TOKYO -- In an effort to step up consumer protections and improve transparency, Japan's cryptocurrency industry has drafted new regulations that prohibit insider trading and the trading of new currencies that cannot be traced easily.
The Japan Virtual Currency Exchange Association, created in March, will vote on the proposal at a meeting on June 27. It seeks to adopt the rules as soon as it is recognized as a self-regulatory body by the Financial Services Agency, a financial watchdog.
The FSA initially refrained from imposing strict rules on the budding industry in hopes of promoting growth. But the theft of over $500 million in mostly NEM coins from cryptocurrency exchange Coincheck in January heightened the need for stronger regulation.
The proposed rules explicitly ban insider trading. Word has leaked previously that a major exchange would start handling a new currency, which led to a surge in the currency's value and left many suspecting market manipulation. Such activity would represent a clear violation of the new rules.
The association also wants to prohibit exchanges from accepting new currencies that cannot be traced to previous sellers, since such currencies could easily be used for money laundering and are hard to monitor. Highly anonymous coins like Monero, Dash and GCash could be forced out of the mainstream.

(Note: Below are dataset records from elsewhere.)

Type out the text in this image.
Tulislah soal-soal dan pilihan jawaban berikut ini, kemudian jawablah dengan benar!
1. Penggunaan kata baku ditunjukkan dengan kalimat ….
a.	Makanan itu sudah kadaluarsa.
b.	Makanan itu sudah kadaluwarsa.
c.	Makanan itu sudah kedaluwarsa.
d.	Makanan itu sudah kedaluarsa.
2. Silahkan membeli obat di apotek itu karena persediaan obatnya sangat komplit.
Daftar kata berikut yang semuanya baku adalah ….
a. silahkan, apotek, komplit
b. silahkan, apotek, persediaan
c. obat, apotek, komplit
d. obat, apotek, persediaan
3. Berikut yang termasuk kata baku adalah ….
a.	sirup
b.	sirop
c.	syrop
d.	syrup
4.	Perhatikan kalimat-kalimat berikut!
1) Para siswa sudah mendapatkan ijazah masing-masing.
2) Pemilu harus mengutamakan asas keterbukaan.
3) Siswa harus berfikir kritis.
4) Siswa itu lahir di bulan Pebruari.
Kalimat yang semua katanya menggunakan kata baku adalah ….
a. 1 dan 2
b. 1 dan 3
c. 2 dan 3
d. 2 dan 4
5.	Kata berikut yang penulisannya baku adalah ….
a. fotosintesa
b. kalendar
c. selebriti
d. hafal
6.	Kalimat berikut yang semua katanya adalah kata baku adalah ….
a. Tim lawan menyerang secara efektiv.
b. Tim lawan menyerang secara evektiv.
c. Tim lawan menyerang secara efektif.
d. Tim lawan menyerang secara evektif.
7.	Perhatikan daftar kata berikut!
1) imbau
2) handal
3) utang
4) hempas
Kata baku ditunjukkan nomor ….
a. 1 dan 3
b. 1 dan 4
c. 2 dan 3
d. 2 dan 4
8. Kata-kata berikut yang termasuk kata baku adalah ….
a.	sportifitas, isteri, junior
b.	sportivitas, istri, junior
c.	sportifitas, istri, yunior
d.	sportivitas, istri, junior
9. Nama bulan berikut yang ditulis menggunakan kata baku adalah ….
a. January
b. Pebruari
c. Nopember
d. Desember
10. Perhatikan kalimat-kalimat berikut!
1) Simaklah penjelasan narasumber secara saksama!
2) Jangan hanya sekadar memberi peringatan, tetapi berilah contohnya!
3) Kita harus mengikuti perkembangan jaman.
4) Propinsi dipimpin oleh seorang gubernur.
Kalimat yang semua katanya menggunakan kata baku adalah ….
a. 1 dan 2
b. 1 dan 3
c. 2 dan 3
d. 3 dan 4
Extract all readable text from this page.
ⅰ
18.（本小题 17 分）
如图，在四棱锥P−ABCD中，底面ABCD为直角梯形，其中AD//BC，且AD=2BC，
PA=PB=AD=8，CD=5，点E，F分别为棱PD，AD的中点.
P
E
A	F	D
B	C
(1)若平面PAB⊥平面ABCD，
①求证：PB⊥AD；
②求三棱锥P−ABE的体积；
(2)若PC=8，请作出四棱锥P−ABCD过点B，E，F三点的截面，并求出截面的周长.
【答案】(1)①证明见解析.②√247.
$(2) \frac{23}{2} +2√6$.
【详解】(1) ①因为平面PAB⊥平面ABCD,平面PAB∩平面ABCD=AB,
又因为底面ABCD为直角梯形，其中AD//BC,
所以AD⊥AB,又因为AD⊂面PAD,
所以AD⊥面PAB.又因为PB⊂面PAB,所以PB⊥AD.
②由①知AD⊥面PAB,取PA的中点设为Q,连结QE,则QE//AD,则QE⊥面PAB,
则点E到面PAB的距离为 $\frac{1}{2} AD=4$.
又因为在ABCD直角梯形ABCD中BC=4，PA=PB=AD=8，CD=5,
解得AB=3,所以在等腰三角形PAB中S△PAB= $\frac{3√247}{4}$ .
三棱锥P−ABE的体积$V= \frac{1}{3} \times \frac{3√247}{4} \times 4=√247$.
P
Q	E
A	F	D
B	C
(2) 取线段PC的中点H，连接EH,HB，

Cryptocurrency exchanges will also be required to better protect customer assets in order to prevent a repeat of the Coincheck heist. They will have to report audit results to the JVCEA, for example. Customers' private keys, which are needed to complete transactions, must also be managed offline to minimize hacking risk.
The industry group wants to address investor concerns over the way transactions are handled. Exchanges will be required to keep their quoted rates from widely deviating from the prevailing market rates. Exchanges would also need to introduce circuit breakers to halt trading should a currency's value suddenly surge or plunge.
The association has drawn up nearly 100 pages of self-regulatory measures. "We're being subjected to rules almost as tough as the Financial Instruments and Exchange Act," which governs securities companies, an official at one exchange said, voicing concerns about the potential cost of compliance.